L'Ivass, Istituto di vigilanza sulle assicurazioni, ha pubblicato i dati della Relazione 2018: il prezzo medio dell'Rc auto è sceso a 415 euro, la provincia più cara è Napoli, mentre la più economica è Aosta

Foto di repertorio

Continuano a scendere in Italia i prezzi per l'Rc auto, ma nonostante il calo registrato negli ultimi anni, il divario co i maggiori Paesi dell'Ue rimane di circa 100 euro. Diminuiscono i prezzi ma aumentano le truffe e i siti fake: sono i principali dati evidenziati dal  presidente dell’Ivass, Fabio Panetta, nelle Considerazioni sull’attività dell’authority nel 2018. 

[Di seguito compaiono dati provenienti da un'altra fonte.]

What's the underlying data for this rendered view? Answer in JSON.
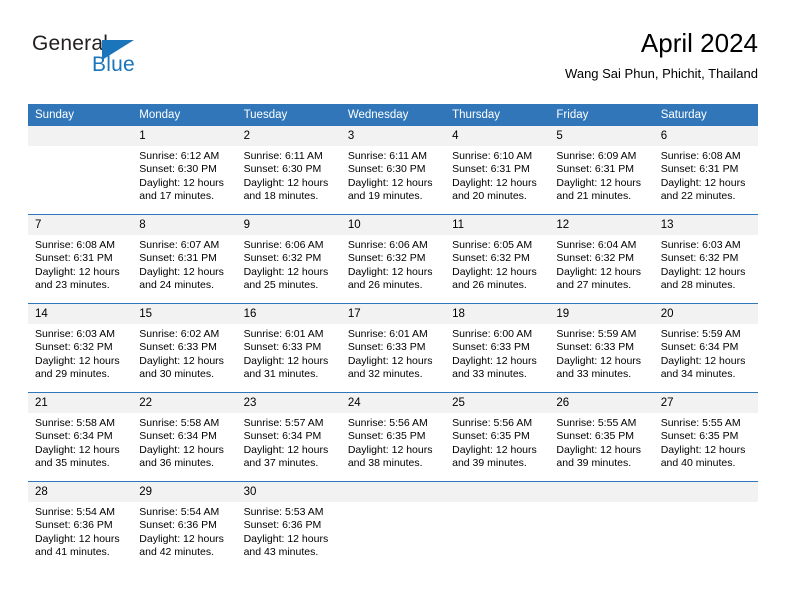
{
  "brand": {
    "name_part1": "General",
    "name_part2": "Blue",
    "triangle_color": "#1b75bb",
    "text_color": "#231f20"
  },
  "header": {
    "month_title": "April 2024",
    "location": "Wang Sai Phun, Phichit, Thailand"
  },
  "theme": {
    "header_blue": "#3176b8",
    "day_band_gray": "#f2f2f2",
    "separator_blue": "#3176b8"
  },
  "weekday_headers": [
    "Sunday",
    "Monday",
    "Tuesday",
    "Wednesday",
    "Thursday",
    "Friday",
    "Saturday"
  ],
  "labels": {
    "sunrise_prefix": "Sunrise:",
    "sunset_prefix": "Sunset:",
    "daylight_prefix": "Daylight:"
  },
  "weeks": [
    [
      {
        "day": "",
        "empty": true,
        "l1": "",
        "l2": "",
        "l3": "",
        "l4": ""
      },
      {
        "day": "1",
        "l1": "Sunrise: 6:12 AM",
        "l2": "Sunset: 6:30 PM",
        "l3": "Daylight: 12 hours",
        "l4": "and 17 minutes."
      },
      {
        "day": "2",
        "l1": "Sunrise: 6:11 AM",
        "l2": "Sunset: 6:30 PM",
        "l3": "Daylight: 12 hours",
        "l4": "and 18 minutes."
      },
      {
        "day": "3",
        "l1": "Sunrise: 6:11 AM",
        "l2": "Sunset: 6:30 PM",
        "l3": "Daylight: 12 hours",
        "l4": "and 19 minutes."
      },
      {
        "day": "4",
        "l1": "Sunrise: 6:10 AM",
        "l2": "Sunset: 6:31 PM",
        "l3": "Daylight: 12 hours",
        "l4": "and 20 minutes."
      },
      {
        "day": "5",
        "l1": "Sunrise: 6:09 AM",
        "l2": "Sunset: 6:31 PM",
        "l3": "Daylight: 12 hours",
        "l4": "and 21 minutes."
      },
      {
        "day": "6",
        "l1": "Sunrise: 6:08 AM",
        "l2": "Sunset: 6:31 PM",
        "l3": "Daylight: 12 hours",
        "l4": "and 22 minutes."
      }
    ],
    [
      {
        "day": "7",
        "l1": "Sunrise: 6:08 AM",
        "l2": "Sunset: 6:31 PM",
        "l3": "Daylight: 12 hours",
        "l4": "and 23 minutes."
      },
      {
        "day": "8",
        "l1": "Sunrise: 6:07 AM",
        "l2": "Sunset: 6:31 PM",
        "l3": "Daylight: 12 hours",
        "l4": "and 24 minutes."
      },
      {
        "day": "9",
        "l1": "Sunrise: 6:06 AM",
        "l2": "Sunset: 6:32 PM",
        "l3": "Daylight: 12 hours",
        "l4": "and 25 minutes."
      },
      {
        "day": "10",
        "l1": "Sunrise: 6:06 AM",
        "l2": "Sunset: 6:32 PM",
        "l3": "Daylight: 12 hours",
        "l4": "and 26 minutes."
      },
      {
        "day": "11",
        "l1": "Sunrise: 6:05 AM",
        "l2": "Sunset: 6:32 PM",
        "l3": "Daylight: 12 hours",
        "l4": "and 26 minutes."
      },
      {
        "day": "12",
        "l1": "Sunrise: 6:04 AM",
        "l2": "Sunset: 6:32 PM",
        "l3": "Daylight: 12 hours",
        "l4": "and 27 minutes."
      },
      {
        "day": "13",
        "l1": "Sunrise: 6:03 AM",
        "l2": "Sunset: 6:32 PM",
        "l3": "Daylight: 12 hours",
        "l4": "and 28 minutes."
      }
    ],
    [
      {
        "day": "14",
        "l1": "Sunrise: 6:03 AM",
        "l2": "Sunset: 6:32 PM",
        "l3": "Daylight: 12 hours",
        "l4": "and 29 minutes."
      },
      {
        "day": "15",
        "l1": "Sunrise: 6:02 AM",
        "l2": "Sunset: 6:33 PM",
        "l3": "Daylight: 12 hours",
        "l4": "and 30 minutes."
      },
      {
        "day": "16",
        "l1": "Sunrise: 6:01 AM",
        "l2": "Sunset: 6:33 PM",
        "l3": "Daylight: 12 hours",
        "l4": "and 31 minutes."
      },
      {
        "day": "17",
        "l1": "Sunrise: 6:01 AM",
        "l2": "Sunset: 6:33 PM",
        "l3": "Daylight: 12 hours",
        "l4": "and 32 minutes."
      },
      {
        "day": "18",
        "l1": "Sunrise: 6:00 AM",
        "l2": "Sunset: 6:33 PM",
        "l3": "Daylight: 12 hours",
        "l4": "and 33 minutes."
      },
      {
        "day": "19",
        "l1": "Sunrise: 5:59 AM",
        "l2": "Sunset: 6:33 PM",
        "l3": "Daylight: 12 hours",
        "l4": "and 33 minutes."
      },
      {
        "day": "20",
        "l1": "Sunrise: 5:59 AM",
        "l2": "Sunset: 6:34 PM",
        "l3": "Daylight: 12 hours",
        "l4": "and 34 minutes."
      }
    ],
    [
      {
        "day": "21",
        "l1": "Sunrise: 5:58 AM",
        "l2": "Sunset: 6:34 PM",
        "l3": "Daylight: 12 hours",
        "l4": "and 35 minutes."
      },
      {
        "day": "22",
        "l1": "Sunrise: 5:58 AM",
        "l2": "Sunset: 6:34 PM",
        "l3": "Daylight: 12 hours",
        "l4": "and 36 minutes."
      },
      {
        "day": "23",
        "l1": "Sunrise: 5:57 AM",
        "l2": "Sunset: 6:34 PM",
        "l3": "Daylight: 12 hours",
        "l4": "and 37 minutes."
      },
      {
        "day": "24",
        "l1": "Sunrise: 5:56 AM",
        "l2": "Sunset: 6:35 PM",
        "l3": "Daylight: 12 hours",
        "l4": "and 38 minutes."
      },
      {
        "day": "25",
        "l1": "Sunrise: 5:56 AM",
        "l2": "Sunset: 6:35 PM",
        "l3": "Daylight: 12 hours",
        "l4": "and 39 minutes."
      },
      {
        "day": "26",
        "l1": "Sunrise: 5:55 AM",
        "l2": "Sunset: 6:35 PM",
        "l3": "Daylight: 12 hours",
        "l4": "and 39 minutes."
      },
      {
        "day": "27",
        "l1": "Sunrise: 5:55 AM",
        "l2": "Sunset: 6:35 PM",
        "l3": "Daylight: 12 hours",
        "l4": "and 40 minutes."
      }
    ],
    [
      {
        "day": "28",
        "l1": "Sunrise: 5:54 AM",
        "l2": "Sunset: 6:36 PM",
        "l3": "Daylight: 12 hours",
        "l4": "and 41 minutes."
      },
      {
        "day": "29",
        "l1": "Sunrise: 5:54 AM",
        "l2": "Sunset: 6:36 PM",
        "l3": "Daylight: 12 hours",
        "l4": "and 42 minutes."
      },
      {
        "day": "30",
        "l1": "Sunrise: 5:53 AM",
        "l2": "Sunset: 6:36 PM",
        "l3": "Daylight: 12 hours",
        "l4": "and 43 minutes."
      },
      {
        "day": "",
        "empty": true,
        "l1": "",
        "l2": "",
        "l3": "",
        "l4": ""
      },
      {
        "day": "",
        "empty": true,
        "l1": "",
        "l2": "",
        "l3": "",
        "l4": ""
      },
      {
        "day": "",
        "empty": true,
        "l1": "",
        "l2": "",
        "l3": "",
        "l4": ""
      },
      {
        "day": "",
        "empty": true,
        "l1": "",
        "l2": "",
        "l3": "",
        "l4": ""
      }
    ]
  ]
}
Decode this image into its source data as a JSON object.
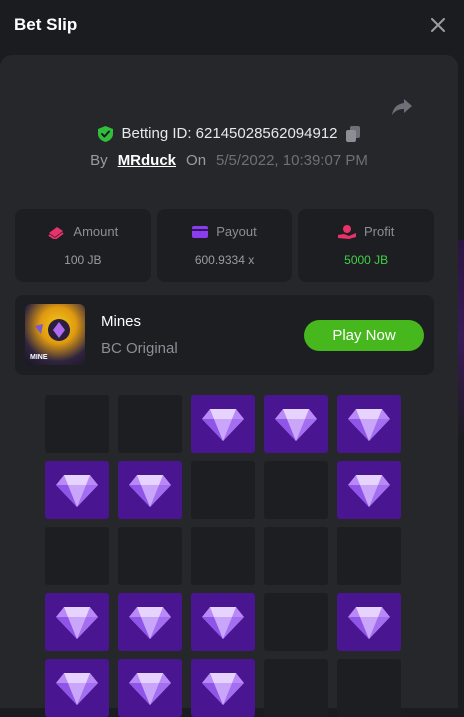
{
  "header": {
    "title": "Bet Slip"
  },
  "bet": {
    "betting_id": "Betting ID: 62145028562094912",
    "by_label": "By",
    "username": "MRduck",
    "on_label": "On",
    "datetime": "5/5/2022, 10:39:07 PM"
  },
  "stats": {
    "amount_label": "Amount",
    "amount_value": "100 JB",
    "payout_label": "Payout",
    "payout_value": "600.9334 x",
    "profit_label": "Profit",
    "profit_value": "5000 JB"
  },
  "game": {
    "name": "Mines",
    "subtitle": "BC Original",
    "thumb_text": "MINE",
    "play_label": "Play Now"
  },
  "grid": {
    "rows": [
      [
        "empty",
        "empty",
        "gem",
        "gem",
        "gem"
      ],
      [
        "gem",
        "gem",
        "empty",
        "empty",
        "gem"
      ],
      [
        "empty",
        "empty",
        "empty",
        "empty",
        "empty"
      ],
      [
        "gem",
        "gem",
        "gem",
        "empty",
        "gem"
      ],
      [
        "gem",
        "gem",
        "gem",
        "empty",
        "empty"
      ]
    ]
  },
  "colors": {
    "background": "#1b1c1f",
    "panel": "#25272b",
    "card": "#1d1e22",
    "gem_tile": "#4a1590",
    "play_button": "#46b81d",
    "profit": "#3fd146",
    "shield": "#2fbf3a"
  },
  "icons": {
    "close": "close-icon",
    "share": "share-icon",
    "shield": "shield-check-icon",
    "copy": "copy-icon",
    "amount": "amount-icon",
    "payout": "wallet-icon",
    "profit": "profit-icon",
    "gem": "gem-icon"
  }
}
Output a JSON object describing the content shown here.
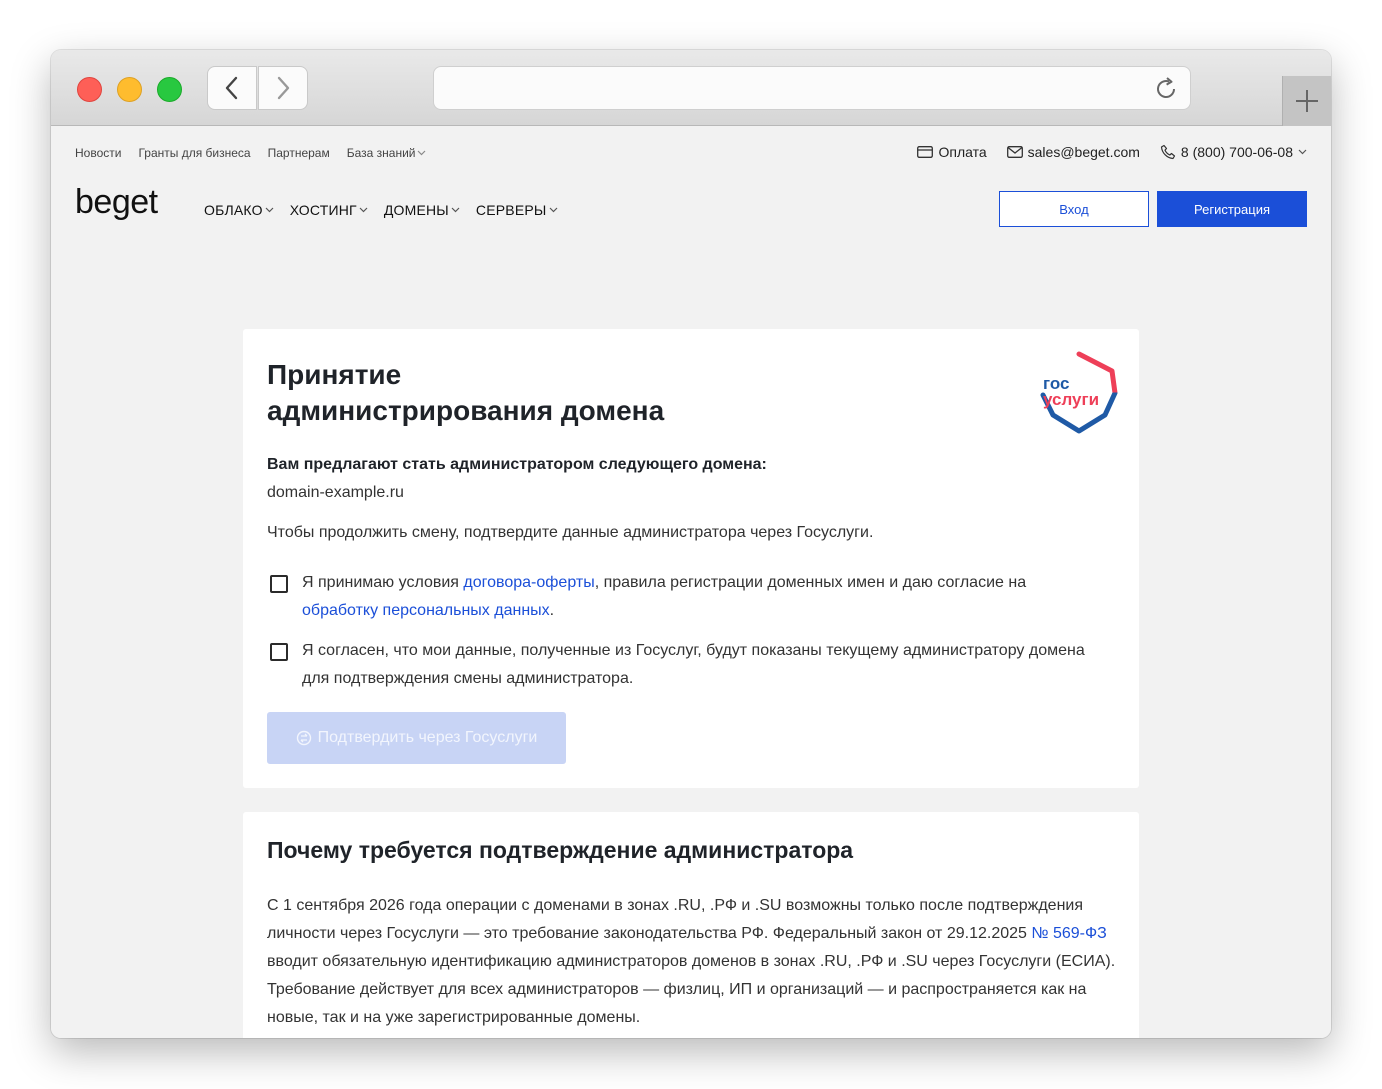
{
  "topnav": {
    "items": [
      "Новости",
      "Гранты для бизнеса",
      "Партнерам",
      "База знаний"
    ],
    "payment": "Оплата",
    "email": "sales@beget.com",
    "phone": "8 (800) 700-06-08"
  },
  "header": {
    "logo": "beget",
    "menu": [
      "ОБЛАКО",
      "ХОСТИНГ",
      "ДОМЕНЫ",
      "СЕРВЕРЫ"
    ],
    "login": "Вход",
    "register": "Регистрация"
  },
  "card1": {
    "title_line1": "Принятие",
    "title_line2": "администрирования домена",
    "gos_logo_line1": "гос",
    "gos_logo_line2": "услуги",
    "lead": "Вам предлагают стать администратором следующего домена:",
    "domain": "domain-example.ru",
    "hint": "Чтобы продолжить смену, подтвердите данные администратора через Госуслуги.",
    "check1": {
      "pre": "Я принимаю условия ",
      "link1": "договора-оферты",
      "mid": ", правила регистрации доменных имен и даю согласие на ",
      "link2": "обработку персональных данных",
      "post": "."
    },
    "check2": "Я согласен, что мои данные, полученные из Госуслуг, будут показаны текущему администратору домена для подтверждения смены администратора.",
    "confirm": "Подтвердить через Госуслуги"
  },
  "card2": {
    "title": "Почему требуется подтверждение администратора",
    "p_pre": "С 1 сентября 2026 года операции с доменами в зонах .RU, .РФ и .SU возможны только после подтверждения личности через Госуслуги — это требование законодательства РФ. Федеральный закон от 29.12.2025 ",
    "p_link": "№ 569-ФЗ",
    "p_post": " вводит обязательную идентификацию администраторов доменов в зонах .RU, .РФ и .SU через Госуслуги (ЕСИА). Требование действует для всех администраторов — физлиц, ИП и организаций — и распространяется как на новые, так и на уже зарегистрированные домены."
  },
  "colors": {
    "accent": "#1b4fd8",
    "disabled_button": "#c8d4f5"
  }
}
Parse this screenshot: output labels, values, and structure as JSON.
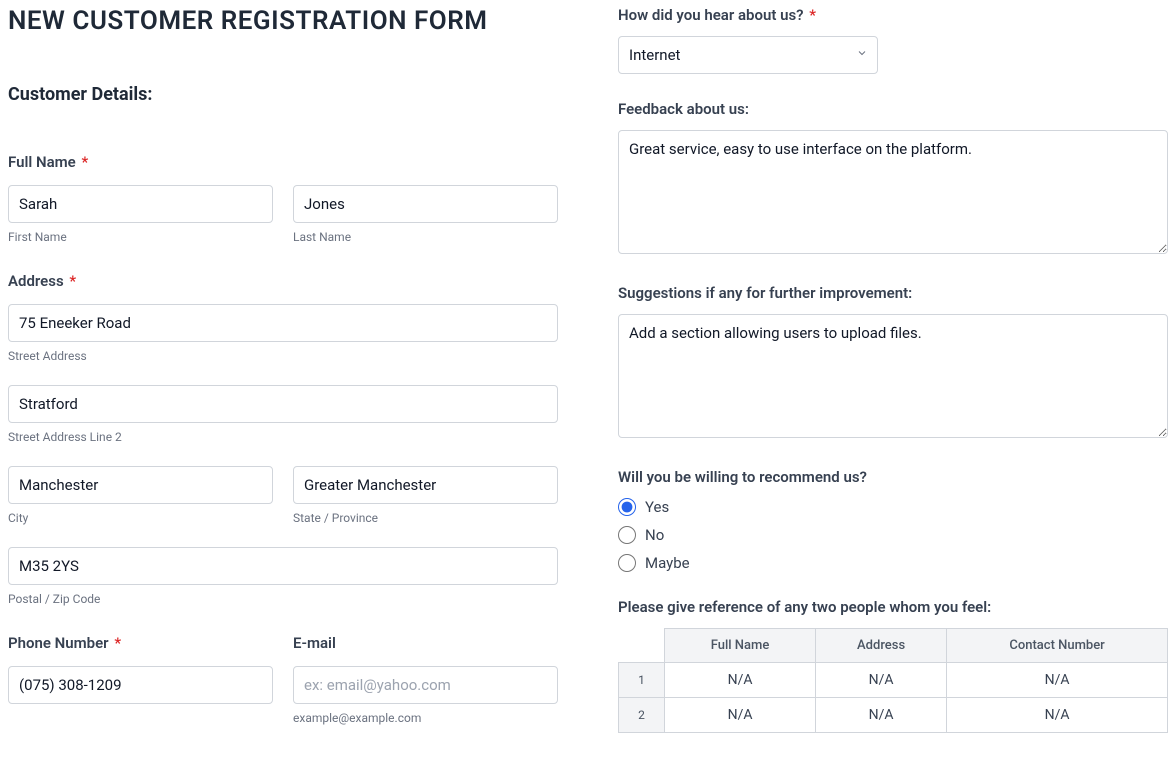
{
  "title": "NEW CUSTOMER REGISTRATION FORM",
  "section_title": "Customer Details:",
  "full_name": {
    "label": "Full Name",
    "first_value": "Sarah",
    "first_sub": "First Name",
    "last_value": "Jones",
    "last_sub": "Last Name"
  },
  "address": {
    "label": "Address",
    "street_value": "75 Eneeker Road",
    "street_sub": "Street Address",
    "street2_value": "Stratford",
    "street2_sub": "Street Address Line 2",
    "city_value": "Manchester",
    "city_sub": "City",
    "state_value": "Greater Manchester",
    "state_sub": "State / Province",
    "postal_value": "M35 2YS",
    "postal_sub": "Postal / Zip Code"
  },
  "phone": {
    "label": "Phone Number",
    "value": "(075) 308-1209"
  },
  "email": {
    "label": "E-mail",
    "placeholder": "ex: email@yahoo.com",
    "sub": "example@example.com"
  },
  "hear": {
    "label": "How did you hear about us?",
    "value": "Internet"
  },
  "feedback": {
    "label": "Feedback about us:",
    "value": "Great service, easy to use interface on the platform."
  },
  "suggestions": {
    "label": "Suggestions if any for further improvement:",
    "value": "Add a section allowing users to upload files."
  },
  "recommend": {
    "label": "Will you be willing to recommend us?",
    "options": {
      "yes": "Yes",
      "no": "No",
      "maybe": "Maybe"
    },
    "selected": "yes"
  },
  "references": {
    "label": "Please give reference of any two people whom you feel:",
    "headers": {
      "name": "Full Name",
      "addr": "Address",
      "contact": "Contact Number"
    },
    "rows": [
      {
        "idx": "1",
        "name": "N/A",
        "addr": "N/A",
        "contact": "N/A"
      },
      {
        "idx": "2",
        "name": "N/A",
        "addr": "N/A",
        "contact": "N/A"
      }
    ]
  }
}
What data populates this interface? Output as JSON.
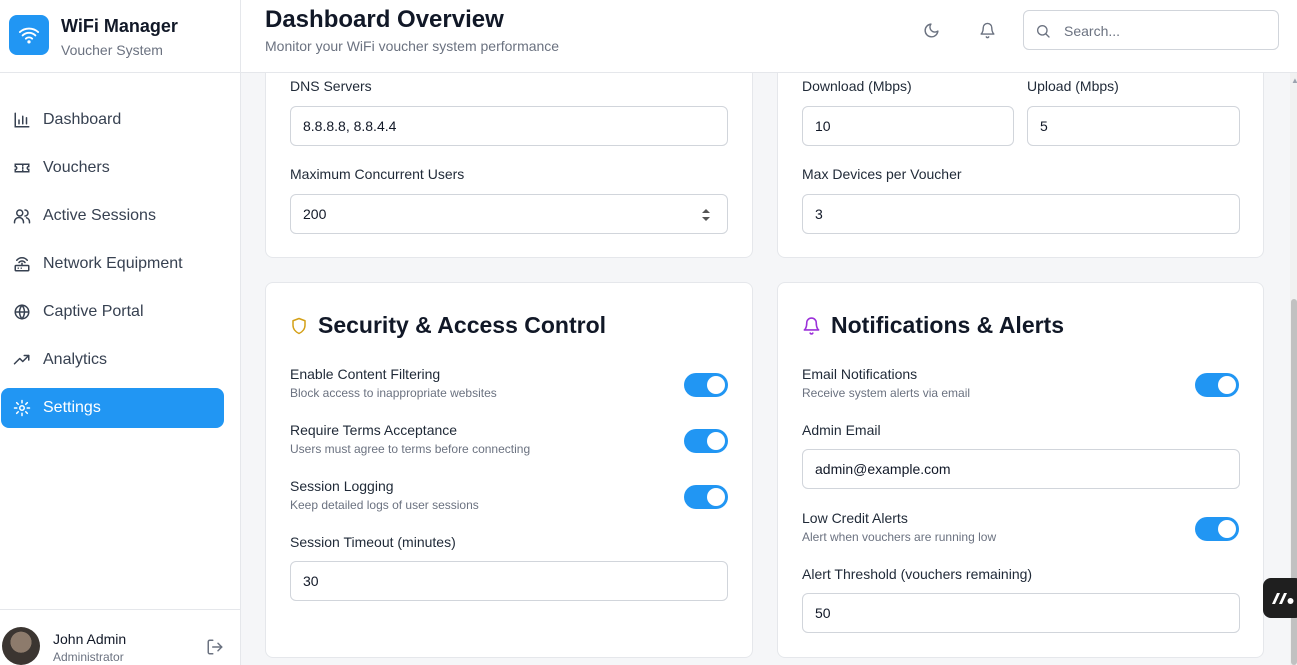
{
  "brand": {
    "title": "WiFi Manager",
    "subtitle": "Voucher System"
  },
  "nav": [
    {
      "label": "Dashboard",
      "icon": "bar-chart-icon"
    },
    {
      "label": "Vouchers",
      "icon": "ticket-icon"
    },
    {
      "label": "Active Sessions",
      "icon": "users-icon"
    },
    {
      "label": "Network Equipment",
      "icon": "router-icon"
    },
    {
      "label": "Captive Portal",
      "icon": "globe-icon"
    },
    {
      "label": "Analytics",
      "icon": "trending-up-icon"
    },
    {
      "label": "Settings",
      "icon": "gear-icon",
      "active": true
    }
  ],
  "user": {
    "name": "John Admin",
    "role": "Administrator"
  },
  "header": {
    "title": "Dashboard Overview",
    "subtitle": "Monitor your WiFi voucher system performance",
    "search_placeholder": "Search..."
  },
  "network": {
    "dns_label": "DNS Servers",
    "dns_value": "8.8.8.8, 8.8.4.4",
    "max_users_label": "Maximum Concurrent Users",
    "max_users_value": "200"
  },
  "bandwidth": {
    "download_label": "Download (Mbps)",
    "download_value": "10",
    "upload_label": "Upload (Mbps)",
    "upload_value": "5",
    "max_devices_label": "Max Devices per Voucher",
    "max_devices_value": "3"
  },
  "security": {
    "title": "Security & Access Control",
    "content_filtering_label": "Enable Content Filtering",
    "content_filtering_hint": "Block access to inappropriate websites",
    "terms_label": "Require Terms Acceptance",
    "terms_hint": "Users must agree to terms before connecting",
    "logging_label": "Session Logging",
    "logging_hint": "Keep detailed logs of user sessions",
    "timeout_label": "Session Timeout (minutes)",
    "timeout_value": "30"
  },
  "notifications": {
    "title": "Notifications & Alerts",
    "email_label": "Email Notifications",
    "email_hint": "Receive system alerts via email",
    "admin_email_label": "Admin Email",
    "admin_email_value": "admin@example.com",
    "low_credit_label": "Low Credit Alerts",
    "low_credit_hint": "Alert when vouchers are running low",
    "threshold_label": "Alert Threshold (vouchers remaining)",
    "threshold_value": "50"
  },
  "colors": {
    "accent": "#2196f3",
    "shield": "#d4a017",
    "bell": "#9b30d9"
  }
}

Rc auto, scende il prezzo medio

Negli ultimi cinque anni “il premio medio è sceso del 19,5%, dai 515 euro di fine 2013 ai 415 euro di dicembre 2018. Si è ridotto il differenziale dei premi sul territorio tra la provincia a più alto costo (Napoli) e quella storicamente a costo più basso (Aosta), dai 380 euro del 2013 ai 237 euro di fine 2018”. “Nel confronto internazionale – sottolinea il presidente – il premio medio netto nel 2018 è ancora superiore a quello dei maggiori paesi europei (Francia, Germania e Spagna) ma c’è stata un’evidente riduzione del divario: da 202 euro nel 2012 a 97 euro nel 2018”.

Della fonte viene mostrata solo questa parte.